Я был избалован, как может быть избалован лишь незаконнорожденный, если только его не загубили презрением. Я посиживал на ограде и кидал камешками в прохожих, а если они меня замечали, мигом спрыгивал на пустырь. Веди себя примерно, говорила бабушка, но откуда же мне было знать, что это значит, ведь подать мне пример она не могла. Только накричит, бывало, да разразится целым потоком слов - мол, если не буду вести себя примерно, мне несдобровать. Но даже в крике этом слышалась любовь и забота, так что я в ответ смеялся, и просил еще пирога, и, конечно же, получал его.

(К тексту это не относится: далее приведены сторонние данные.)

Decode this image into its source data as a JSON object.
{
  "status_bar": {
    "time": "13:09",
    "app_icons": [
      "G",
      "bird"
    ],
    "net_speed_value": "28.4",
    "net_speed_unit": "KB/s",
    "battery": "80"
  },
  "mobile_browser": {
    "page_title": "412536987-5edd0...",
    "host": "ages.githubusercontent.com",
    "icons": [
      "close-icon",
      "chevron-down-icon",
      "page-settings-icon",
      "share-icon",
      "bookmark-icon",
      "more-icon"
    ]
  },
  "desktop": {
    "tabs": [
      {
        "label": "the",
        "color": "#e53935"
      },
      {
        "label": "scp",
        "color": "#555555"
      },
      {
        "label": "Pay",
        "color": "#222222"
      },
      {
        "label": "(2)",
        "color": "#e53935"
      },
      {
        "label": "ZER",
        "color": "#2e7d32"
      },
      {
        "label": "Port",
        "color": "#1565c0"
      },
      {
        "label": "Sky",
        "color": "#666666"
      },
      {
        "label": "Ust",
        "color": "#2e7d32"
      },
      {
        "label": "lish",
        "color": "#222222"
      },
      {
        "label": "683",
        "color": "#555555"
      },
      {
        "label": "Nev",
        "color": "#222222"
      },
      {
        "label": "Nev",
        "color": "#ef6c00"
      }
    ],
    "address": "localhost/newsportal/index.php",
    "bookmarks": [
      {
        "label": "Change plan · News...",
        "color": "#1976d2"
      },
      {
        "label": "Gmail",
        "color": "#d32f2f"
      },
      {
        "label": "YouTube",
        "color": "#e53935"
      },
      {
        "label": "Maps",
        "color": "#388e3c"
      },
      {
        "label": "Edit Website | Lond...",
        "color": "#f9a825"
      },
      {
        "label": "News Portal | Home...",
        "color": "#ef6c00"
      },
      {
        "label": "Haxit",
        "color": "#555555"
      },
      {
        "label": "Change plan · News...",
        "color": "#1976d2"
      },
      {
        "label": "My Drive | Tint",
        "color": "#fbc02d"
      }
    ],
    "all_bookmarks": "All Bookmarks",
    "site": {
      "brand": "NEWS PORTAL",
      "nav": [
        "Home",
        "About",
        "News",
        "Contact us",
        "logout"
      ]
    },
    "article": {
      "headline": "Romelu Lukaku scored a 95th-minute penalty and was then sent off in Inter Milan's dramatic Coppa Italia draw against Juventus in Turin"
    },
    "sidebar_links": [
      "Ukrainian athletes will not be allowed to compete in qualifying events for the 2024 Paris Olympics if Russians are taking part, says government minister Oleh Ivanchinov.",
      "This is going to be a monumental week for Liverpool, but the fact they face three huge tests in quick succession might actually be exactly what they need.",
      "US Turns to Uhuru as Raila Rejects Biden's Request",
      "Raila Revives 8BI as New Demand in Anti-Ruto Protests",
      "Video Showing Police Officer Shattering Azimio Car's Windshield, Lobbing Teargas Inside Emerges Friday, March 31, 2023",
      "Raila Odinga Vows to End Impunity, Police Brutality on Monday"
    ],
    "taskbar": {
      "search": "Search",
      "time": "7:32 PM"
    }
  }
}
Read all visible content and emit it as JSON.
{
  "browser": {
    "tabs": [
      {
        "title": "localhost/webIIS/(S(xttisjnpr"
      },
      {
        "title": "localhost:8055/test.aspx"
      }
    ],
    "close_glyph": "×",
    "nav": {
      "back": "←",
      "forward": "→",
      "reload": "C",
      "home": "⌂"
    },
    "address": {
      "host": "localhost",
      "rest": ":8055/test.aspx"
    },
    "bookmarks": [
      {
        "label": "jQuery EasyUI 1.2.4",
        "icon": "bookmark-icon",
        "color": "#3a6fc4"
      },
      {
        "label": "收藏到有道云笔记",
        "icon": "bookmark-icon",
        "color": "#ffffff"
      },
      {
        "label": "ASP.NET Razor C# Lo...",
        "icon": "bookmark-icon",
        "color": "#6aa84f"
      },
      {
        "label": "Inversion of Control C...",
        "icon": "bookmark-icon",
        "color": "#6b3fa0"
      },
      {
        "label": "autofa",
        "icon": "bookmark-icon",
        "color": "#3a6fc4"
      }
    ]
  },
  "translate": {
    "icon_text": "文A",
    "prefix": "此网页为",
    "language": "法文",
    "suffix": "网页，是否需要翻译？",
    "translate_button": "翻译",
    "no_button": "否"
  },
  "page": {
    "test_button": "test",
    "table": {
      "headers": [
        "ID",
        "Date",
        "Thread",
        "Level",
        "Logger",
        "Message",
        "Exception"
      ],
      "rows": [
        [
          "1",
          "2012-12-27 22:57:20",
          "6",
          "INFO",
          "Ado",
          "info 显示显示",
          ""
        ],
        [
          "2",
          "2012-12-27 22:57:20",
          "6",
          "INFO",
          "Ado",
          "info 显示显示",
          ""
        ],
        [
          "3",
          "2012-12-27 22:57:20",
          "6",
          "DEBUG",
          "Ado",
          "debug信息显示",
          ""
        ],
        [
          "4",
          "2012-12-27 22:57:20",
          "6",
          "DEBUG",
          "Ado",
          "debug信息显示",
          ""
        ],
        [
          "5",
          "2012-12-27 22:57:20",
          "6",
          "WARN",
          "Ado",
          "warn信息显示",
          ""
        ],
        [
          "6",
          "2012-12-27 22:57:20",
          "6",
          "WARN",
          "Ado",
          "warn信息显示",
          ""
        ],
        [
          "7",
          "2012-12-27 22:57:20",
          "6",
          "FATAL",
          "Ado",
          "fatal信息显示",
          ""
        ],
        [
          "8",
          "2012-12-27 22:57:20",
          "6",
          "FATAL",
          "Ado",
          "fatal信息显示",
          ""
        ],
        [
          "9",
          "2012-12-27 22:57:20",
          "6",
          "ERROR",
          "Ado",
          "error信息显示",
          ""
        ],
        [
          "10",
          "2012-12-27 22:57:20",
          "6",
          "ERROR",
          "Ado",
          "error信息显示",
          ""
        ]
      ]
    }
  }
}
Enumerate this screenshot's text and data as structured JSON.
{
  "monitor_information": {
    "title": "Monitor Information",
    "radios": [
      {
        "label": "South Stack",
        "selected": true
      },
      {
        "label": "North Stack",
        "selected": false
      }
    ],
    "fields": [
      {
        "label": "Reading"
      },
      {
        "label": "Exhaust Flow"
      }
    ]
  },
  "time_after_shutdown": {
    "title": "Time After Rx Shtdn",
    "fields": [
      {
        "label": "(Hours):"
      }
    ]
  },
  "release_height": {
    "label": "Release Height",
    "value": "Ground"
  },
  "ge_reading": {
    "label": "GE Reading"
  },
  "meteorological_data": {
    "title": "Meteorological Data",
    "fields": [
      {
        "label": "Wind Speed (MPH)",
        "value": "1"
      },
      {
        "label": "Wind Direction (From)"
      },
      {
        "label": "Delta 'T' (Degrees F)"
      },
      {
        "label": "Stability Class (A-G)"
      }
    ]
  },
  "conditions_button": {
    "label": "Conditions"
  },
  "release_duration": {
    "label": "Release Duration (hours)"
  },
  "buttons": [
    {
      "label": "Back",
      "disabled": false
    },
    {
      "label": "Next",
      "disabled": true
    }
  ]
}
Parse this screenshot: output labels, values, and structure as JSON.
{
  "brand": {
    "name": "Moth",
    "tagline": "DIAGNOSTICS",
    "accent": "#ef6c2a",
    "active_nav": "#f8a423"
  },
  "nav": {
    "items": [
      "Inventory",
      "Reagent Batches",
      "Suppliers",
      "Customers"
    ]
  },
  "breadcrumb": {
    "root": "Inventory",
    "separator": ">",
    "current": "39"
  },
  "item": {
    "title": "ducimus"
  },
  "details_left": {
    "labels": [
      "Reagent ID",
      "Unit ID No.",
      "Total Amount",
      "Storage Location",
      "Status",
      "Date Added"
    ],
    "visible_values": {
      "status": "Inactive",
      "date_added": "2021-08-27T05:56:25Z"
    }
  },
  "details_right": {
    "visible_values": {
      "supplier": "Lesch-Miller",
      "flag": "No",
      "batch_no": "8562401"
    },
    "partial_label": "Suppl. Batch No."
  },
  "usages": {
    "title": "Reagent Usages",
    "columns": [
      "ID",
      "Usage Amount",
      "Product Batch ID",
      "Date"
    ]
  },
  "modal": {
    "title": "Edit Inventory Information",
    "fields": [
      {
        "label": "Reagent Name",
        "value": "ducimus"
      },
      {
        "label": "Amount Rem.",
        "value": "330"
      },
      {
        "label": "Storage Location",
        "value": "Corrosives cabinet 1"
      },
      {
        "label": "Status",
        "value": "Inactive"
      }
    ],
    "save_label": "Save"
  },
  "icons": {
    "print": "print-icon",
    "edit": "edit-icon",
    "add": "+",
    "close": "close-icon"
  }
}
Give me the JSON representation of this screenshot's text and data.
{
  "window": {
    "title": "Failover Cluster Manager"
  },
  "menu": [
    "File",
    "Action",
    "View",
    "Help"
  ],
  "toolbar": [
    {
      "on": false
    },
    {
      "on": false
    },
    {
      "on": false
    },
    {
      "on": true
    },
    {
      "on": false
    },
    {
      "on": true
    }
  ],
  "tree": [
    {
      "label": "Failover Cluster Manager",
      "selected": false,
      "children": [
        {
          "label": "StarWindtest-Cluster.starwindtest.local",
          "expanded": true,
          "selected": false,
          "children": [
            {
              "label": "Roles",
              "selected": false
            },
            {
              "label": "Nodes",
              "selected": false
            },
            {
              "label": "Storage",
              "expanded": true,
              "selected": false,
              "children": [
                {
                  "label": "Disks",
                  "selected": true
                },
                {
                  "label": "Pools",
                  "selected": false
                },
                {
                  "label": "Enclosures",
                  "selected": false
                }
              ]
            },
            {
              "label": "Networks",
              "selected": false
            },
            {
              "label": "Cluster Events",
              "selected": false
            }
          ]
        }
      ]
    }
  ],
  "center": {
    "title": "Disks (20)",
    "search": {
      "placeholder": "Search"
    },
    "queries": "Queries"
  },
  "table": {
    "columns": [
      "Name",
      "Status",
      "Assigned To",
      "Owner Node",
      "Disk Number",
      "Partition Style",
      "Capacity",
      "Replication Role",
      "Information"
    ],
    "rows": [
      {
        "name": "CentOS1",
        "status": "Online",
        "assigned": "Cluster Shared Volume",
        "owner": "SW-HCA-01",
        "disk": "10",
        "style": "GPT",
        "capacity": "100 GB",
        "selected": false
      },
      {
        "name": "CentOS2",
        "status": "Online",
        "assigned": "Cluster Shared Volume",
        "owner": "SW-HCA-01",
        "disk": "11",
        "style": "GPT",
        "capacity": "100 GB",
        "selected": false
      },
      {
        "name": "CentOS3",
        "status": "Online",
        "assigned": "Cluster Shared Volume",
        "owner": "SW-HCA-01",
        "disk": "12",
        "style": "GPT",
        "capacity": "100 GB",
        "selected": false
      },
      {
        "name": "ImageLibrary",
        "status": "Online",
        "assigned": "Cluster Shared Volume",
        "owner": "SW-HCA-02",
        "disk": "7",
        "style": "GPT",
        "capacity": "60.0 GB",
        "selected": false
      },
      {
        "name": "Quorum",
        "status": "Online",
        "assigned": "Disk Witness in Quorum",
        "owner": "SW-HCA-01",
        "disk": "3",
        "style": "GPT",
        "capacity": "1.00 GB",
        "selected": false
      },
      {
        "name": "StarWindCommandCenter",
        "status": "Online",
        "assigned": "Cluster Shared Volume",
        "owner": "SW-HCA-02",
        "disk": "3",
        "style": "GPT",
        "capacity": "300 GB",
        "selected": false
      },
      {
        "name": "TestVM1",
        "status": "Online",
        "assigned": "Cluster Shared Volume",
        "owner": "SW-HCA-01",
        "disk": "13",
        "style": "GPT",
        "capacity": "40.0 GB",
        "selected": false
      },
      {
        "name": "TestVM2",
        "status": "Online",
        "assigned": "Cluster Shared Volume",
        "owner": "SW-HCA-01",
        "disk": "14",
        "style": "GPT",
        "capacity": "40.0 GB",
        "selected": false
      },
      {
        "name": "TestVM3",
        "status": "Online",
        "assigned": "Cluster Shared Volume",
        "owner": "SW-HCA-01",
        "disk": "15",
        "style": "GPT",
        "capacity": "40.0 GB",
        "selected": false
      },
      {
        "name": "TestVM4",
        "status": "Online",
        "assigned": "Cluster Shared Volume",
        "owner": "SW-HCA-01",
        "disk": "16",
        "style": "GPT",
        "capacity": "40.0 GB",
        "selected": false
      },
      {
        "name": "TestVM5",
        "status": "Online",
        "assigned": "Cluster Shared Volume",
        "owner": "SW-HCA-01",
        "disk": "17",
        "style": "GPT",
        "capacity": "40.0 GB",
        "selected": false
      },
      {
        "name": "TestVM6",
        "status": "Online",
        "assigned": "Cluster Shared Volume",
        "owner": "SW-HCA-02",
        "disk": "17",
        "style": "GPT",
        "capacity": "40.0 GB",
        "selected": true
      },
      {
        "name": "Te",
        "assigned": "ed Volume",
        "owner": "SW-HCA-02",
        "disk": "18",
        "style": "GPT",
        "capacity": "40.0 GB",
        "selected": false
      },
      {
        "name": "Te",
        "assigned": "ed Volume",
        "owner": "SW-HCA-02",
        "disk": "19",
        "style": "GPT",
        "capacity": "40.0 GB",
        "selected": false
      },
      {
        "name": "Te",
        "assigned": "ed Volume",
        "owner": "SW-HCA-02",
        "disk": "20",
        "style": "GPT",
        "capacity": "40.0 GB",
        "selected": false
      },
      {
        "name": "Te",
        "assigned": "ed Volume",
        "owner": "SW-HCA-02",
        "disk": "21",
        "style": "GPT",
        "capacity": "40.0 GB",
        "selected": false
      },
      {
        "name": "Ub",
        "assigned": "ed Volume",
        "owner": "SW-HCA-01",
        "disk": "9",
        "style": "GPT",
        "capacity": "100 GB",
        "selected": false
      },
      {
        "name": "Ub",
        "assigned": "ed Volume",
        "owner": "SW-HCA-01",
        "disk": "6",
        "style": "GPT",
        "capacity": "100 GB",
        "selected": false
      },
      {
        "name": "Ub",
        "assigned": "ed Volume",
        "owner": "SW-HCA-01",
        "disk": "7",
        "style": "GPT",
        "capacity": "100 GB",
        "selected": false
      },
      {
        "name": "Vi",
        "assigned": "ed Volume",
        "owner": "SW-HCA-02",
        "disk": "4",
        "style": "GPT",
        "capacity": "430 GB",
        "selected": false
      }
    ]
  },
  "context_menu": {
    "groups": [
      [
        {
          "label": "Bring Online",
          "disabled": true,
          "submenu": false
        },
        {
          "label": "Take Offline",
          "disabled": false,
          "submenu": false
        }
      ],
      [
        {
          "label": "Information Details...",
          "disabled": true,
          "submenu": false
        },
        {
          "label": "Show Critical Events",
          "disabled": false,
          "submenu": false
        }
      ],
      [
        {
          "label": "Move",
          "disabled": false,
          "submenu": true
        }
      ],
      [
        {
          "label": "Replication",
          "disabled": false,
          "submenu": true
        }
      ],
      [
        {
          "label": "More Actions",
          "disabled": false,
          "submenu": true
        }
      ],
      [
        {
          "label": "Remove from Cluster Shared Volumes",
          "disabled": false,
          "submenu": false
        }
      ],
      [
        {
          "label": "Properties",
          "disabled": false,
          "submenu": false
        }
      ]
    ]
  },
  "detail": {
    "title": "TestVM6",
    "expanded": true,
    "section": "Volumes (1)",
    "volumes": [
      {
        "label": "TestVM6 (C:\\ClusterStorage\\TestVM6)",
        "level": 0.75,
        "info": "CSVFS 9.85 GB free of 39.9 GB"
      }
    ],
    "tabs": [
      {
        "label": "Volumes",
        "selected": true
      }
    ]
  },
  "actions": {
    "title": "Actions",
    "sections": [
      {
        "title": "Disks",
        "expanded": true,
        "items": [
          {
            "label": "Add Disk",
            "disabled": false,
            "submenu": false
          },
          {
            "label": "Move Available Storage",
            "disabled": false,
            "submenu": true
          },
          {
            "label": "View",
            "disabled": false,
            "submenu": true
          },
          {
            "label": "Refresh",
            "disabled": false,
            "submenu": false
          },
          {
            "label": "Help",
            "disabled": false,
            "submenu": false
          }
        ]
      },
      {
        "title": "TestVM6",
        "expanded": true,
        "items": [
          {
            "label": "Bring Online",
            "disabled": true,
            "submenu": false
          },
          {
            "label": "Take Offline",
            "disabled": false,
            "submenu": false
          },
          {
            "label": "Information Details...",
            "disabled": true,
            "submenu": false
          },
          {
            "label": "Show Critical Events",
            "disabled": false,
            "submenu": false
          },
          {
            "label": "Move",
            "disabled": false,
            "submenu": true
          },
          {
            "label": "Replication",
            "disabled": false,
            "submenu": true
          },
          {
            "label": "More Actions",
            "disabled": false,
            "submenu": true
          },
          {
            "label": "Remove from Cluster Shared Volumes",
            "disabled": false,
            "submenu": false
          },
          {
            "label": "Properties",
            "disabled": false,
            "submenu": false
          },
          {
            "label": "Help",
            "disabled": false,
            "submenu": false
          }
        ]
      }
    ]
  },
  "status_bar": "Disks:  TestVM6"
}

Школа была настоящим мученьем; каждое утро мать спозаранку приводила меня к запертым воротам и уходила - в восемь у нее начинался рабочий день. Она давала мне монету в три пенса, и, когда на другой стороне улицы открывалась лавчонка, я не спеша направлялся туда и покупал пакетик леденцов, а потом, прислонясь к школьной ограде, сосал их, и во рту оставался вкус меда.

Если ребята спрашивали, кем работает мой отец, я говорил: отца у меня нет, его убили на войне, - и, кто его знает, может, так оно и было. Но даже в пять-шесть лет мне казалось, мать не вышла замуж, потому что для любого мужчины я помеха, и меня это не слишком огорчало - я привык к такой жизни и радовался, что мать всецело принадлежит мне. Иногда она сплавляла меня к бабушке в Бистон, а сама отправлялась в Блэкпул или в Лондон, но я только радовался нежданному празднику - ведь в эти дни не надо было ходить в школу.

Дед казался мне лучше всех мужчин на свете, хотя, когда он не ходил на работу и оставался дома, он иной раз выпивал лишку пива, становился злой, раздражительный и называл меня ублюдком - по моему тогдашнему разумению это означало: мальчишка, чья мать не может найти себе мужа.

Как-то раз я подобрал на школьном дворе несколько мраморных шариков, и один мальчишка обозвал меня паршивым ублюдком. Я побоялся, как бы он не разболтал мою тайну, и здорово ему наподдал, и уж тогда ни у кого не осталось никаких сомнений, что я и вправду ублюдок. Я не больно расстроился - ведь доказательств-то ни у кого не было, зато подружился с несколькими мальчишками, которых, я чувствовал, постигла та же судьба.

Один из них, Элфи Ботсфорд, жил на Нортон-стрит, и у него не было отца. Мать его, толстуха в очках, работала на сигаретной фабрике. Долгое время я так и представлял: она сидит на скамье и весь день напролет скручивает и набивает сигареты с помощью особой машины, а другие женщины укладывают их в пачки для продажи. Элфи, ее единственный сын, в свободное от школы время больше всего на свете любил играть в камешки на мостовой. А уж если не играл сам с собой в камешки, так наверняка уписывал хлеб с патокой. Помоему, ничего другого он сроду не ел. Когда я заходил к нему после школы, его мать и меня угощала хлебом с патокой, и я уплетал все за обе щеки - моя мать возвращалась с работы только через час, а в пустой дом мне идти было незачем. Миссис Ботсфорд угощала меня и чаем, таким крепким, что от него несло йодом. Но я не привередлив и выпивал его до дна, а по ночам от ужасного этого угощенья меня мучили кошмары и я терпел адские муки.

В школе меня мало чему учили - только читать да писать. Учителя загнали меня на заднюю парту и забыли о моем существовании. Но им назло, а может из желания понравиться, по чтению и по письму я успевал хорошо. Однако меня все равно держали на задней парте, теперь уже потому, что не в пример тупицам, которые и этому-то не могли научиться, я, как видно, не требовал особого внимания. Примерно в эту пору - мне тогда было семь - мать с бабушкой пронюхали, что поблизости есть брошенный жильцами дом. Кто-то, не желая платить за квартиру, сбежал ночью в Бирмингем и все имущество, которое не поместилось в фургон, бросил на произвол судьбы. И вот однажды средь бела дня мать протиснулась в окно кухни, а нас с бабушкой впустила через дверь. Тут мало чем можно было поживиться, разве что кой-какими ложками да плошками, но в общей комнате на полу разбросаны были большущие нотные тетради. Они валялись повсюду, и, завороженный причудливыми нотными значками, я принялся их листать. Они глядели на меня черные и четкие - восьмушки, четверти, половинки, слова, которым я уже научился в школе, и я водил по ним пальцами, словно то был шрифт Брайля для слепых. Две такие тетради я взял под мышку и унес и очень ими гордился, и хотя потом они куда-то запропастились, строки беззвучной музыки еще многие годы являлись мне в беспокойных снах, виной которым был крепкий чай миссис Ботсфорд.